Miladi 4. yüzyıla kadar belli ibadet yerleri olmayan ve tıpkı batıni Aleviler gibi doğayla iç içe ibadet ritleri dizayn eden Ermenileri, bu eski Pagan (paganus) dinlerinden, Roma Hıristiyanlığı adına Kayserili Piskopos Kirikor Lusavoriç (ö.326), m.301 yılından itibaren Hıristiyanlığa geçirmek için, ilk radikal uğraşları göstermiştir. Mesela Kürt Alevilerinin de kutsadıkları Erzincan’daki Nane (nan, ana, anahit) tapınağı, MS. 334 yılında, Kirkor Lusaroviç tarafından yıkılmıştı. Özellikle kırsal yaşamdaki Ermenilerin; Hıristiyanlığa geçiş süreçleri, oldukça kanlı ve bir o kadar da sancılı olmuştu. Bu durum, batıni Alevilerinin Emevi ve Abbasi zulümleri karşısında yaşadıklarıyla aynışır! Ermeni tarımcı toplumunun dinsel inancı hakkında Uras şu görüşleri dillendirir: “Ateşe tapma, Hıristiyanlıktan önce, İran (Kürtler, e.y.) ve Ermeniler arasında ortak bir din idi. Bu nedenle din, dil, kültür Ermenileri İranlılarla birleştiriyordu. Ermeniler arasına Hıristiyanlığın girmesi, kendilerini Bizanslılara yaklaştırdı. Sasani hükumdarları, Ermenileri ateşe tapıcılığa döndürmeye çalıştılar” (Uras, 1987: 622). 

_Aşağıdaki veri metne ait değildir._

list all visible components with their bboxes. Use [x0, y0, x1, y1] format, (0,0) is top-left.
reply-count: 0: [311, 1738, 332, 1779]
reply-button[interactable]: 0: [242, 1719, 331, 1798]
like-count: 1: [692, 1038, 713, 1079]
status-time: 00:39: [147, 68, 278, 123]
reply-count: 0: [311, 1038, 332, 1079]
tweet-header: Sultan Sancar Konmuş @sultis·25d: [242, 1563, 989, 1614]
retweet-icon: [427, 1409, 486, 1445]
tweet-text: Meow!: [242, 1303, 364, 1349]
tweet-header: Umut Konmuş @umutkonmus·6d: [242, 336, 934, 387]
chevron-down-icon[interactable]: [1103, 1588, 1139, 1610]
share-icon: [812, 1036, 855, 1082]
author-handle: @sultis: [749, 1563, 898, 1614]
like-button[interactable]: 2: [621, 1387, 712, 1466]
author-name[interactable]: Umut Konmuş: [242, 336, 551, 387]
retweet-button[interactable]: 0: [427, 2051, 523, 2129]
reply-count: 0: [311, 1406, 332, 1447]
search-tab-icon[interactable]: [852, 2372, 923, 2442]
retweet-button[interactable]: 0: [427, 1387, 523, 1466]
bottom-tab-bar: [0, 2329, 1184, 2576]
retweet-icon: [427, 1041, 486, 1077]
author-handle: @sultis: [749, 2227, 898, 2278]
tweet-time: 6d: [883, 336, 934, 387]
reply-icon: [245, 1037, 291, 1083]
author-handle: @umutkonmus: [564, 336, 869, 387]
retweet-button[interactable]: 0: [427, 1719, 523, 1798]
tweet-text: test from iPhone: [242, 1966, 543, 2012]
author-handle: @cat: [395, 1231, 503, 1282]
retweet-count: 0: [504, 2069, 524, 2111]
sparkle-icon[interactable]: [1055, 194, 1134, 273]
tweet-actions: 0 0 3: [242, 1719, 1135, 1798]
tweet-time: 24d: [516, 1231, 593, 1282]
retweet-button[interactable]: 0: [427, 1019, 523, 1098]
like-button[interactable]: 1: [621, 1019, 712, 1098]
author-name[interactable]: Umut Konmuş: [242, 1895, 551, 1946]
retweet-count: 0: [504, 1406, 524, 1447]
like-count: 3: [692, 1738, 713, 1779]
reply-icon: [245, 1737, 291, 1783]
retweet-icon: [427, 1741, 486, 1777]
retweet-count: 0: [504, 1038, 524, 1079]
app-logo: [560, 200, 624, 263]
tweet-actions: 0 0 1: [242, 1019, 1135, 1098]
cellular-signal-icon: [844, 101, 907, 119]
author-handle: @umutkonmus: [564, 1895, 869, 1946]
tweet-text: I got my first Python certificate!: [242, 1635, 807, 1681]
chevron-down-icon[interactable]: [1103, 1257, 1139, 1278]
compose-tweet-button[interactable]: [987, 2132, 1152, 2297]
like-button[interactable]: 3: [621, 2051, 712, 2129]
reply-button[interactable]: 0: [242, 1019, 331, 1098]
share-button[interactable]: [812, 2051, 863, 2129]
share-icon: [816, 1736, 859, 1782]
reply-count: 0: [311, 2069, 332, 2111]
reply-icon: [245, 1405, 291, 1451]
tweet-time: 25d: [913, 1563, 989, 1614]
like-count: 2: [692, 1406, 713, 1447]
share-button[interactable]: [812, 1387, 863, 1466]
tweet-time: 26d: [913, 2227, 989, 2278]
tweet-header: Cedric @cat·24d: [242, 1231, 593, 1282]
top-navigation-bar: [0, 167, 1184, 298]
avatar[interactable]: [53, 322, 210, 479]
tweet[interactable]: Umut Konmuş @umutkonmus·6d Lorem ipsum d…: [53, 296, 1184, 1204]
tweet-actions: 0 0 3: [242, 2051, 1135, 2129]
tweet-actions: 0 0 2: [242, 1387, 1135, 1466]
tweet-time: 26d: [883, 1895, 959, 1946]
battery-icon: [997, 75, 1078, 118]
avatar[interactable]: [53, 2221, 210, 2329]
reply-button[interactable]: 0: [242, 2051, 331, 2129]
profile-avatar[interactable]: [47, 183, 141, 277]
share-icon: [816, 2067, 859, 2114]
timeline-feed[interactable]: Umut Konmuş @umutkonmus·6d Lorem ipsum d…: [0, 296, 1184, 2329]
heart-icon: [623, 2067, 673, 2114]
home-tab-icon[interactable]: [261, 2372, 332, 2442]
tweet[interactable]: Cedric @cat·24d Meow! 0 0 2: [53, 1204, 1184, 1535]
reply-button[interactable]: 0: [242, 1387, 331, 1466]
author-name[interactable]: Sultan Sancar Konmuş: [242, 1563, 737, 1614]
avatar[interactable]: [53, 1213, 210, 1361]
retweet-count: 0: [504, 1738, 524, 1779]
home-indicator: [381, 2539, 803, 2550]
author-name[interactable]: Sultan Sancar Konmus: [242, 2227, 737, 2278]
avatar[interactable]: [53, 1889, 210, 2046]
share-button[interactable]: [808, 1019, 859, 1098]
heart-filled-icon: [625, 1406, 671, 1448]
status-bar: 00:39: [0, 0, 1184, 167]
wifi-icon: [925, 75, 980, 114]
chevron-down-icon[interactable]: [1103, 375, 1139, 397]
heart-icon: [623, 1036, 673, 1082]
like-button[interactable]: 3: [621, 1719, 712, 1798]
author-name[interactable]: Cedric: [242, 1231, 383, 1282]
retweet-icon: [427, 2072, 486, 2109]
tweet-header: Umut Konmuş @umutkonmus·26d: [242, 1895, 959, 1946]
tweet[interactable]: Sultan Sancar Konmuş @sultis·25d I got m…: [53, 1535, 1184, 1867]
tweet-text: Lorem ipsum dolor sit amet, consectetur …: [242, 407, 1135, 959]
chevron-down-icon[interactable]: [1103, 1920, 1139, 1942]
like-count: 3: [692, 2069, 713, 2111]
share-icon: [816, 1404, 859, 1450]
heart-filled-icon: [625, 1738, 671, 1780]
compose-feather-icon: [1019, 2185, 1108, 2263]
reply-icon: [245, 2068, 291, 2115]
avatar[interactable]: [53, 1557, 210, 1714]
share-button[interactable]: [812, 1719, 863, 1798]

Unutmamak gerekir ki; Türk tarih yazımında bahis konusu edilen “İran, İranlı, Pers, Aryen” ve benzeri tanımların içinde; “Kürt” kimliğinin gizlenmesi yok sayılarak, gerçekliğinin karartılması hedeflenmektedir. Sözü edilen bu tanımların içinde Kürt tanımının varlığı, asla gözardı edilmemelidir! Ermenilerle Alevi Kürtlerin dilsel çerçevede olduğu gibi, inanç alanında da birçok temel özellikler paylaştıkları bilinmektedir. Yine Uras, bu konuyu şöyle dile getirmektedir: “Ermeniler de İran’lılar (Kürtler, e.y.) gibi ilk zamanlarda güneşe, aya, ataşe, suya, toprağa, rüzgara taparlardı. Üstleri daima karla örtülü Masis (Ararat), Nemrud, Süphan (Sipan), Arakaz gibi alev saçan dağlara, yıldızlara, gezegenlere, burçlara, yalçın kayalara, büyük sulara, güvercin, şahin, kaltal, boğaya, soso (gümüşlü kavak) gibi ağaçlara hayali tanrılara, isi ve kötü ruhlara taparlardı. “Ermeniler ibadetlerini açıkta yaparlardı. İlk zamanlarda bellirli tapınakları yoktu. Güneşe dağ tepelerinde, aya genellikle Sebuh dağı üstünde tapınılırdı. Ermenilerin kiliselerinin hala doğuya dönük bulunması, ayinlerde o yana dönerek yakarmaları güneşe ait okunması, güneşe “arekak” yani ar-ek-akn (Allah’ın bir gözü) denilmesi bu zamandan kalmadır” (Uras, 1987: 115).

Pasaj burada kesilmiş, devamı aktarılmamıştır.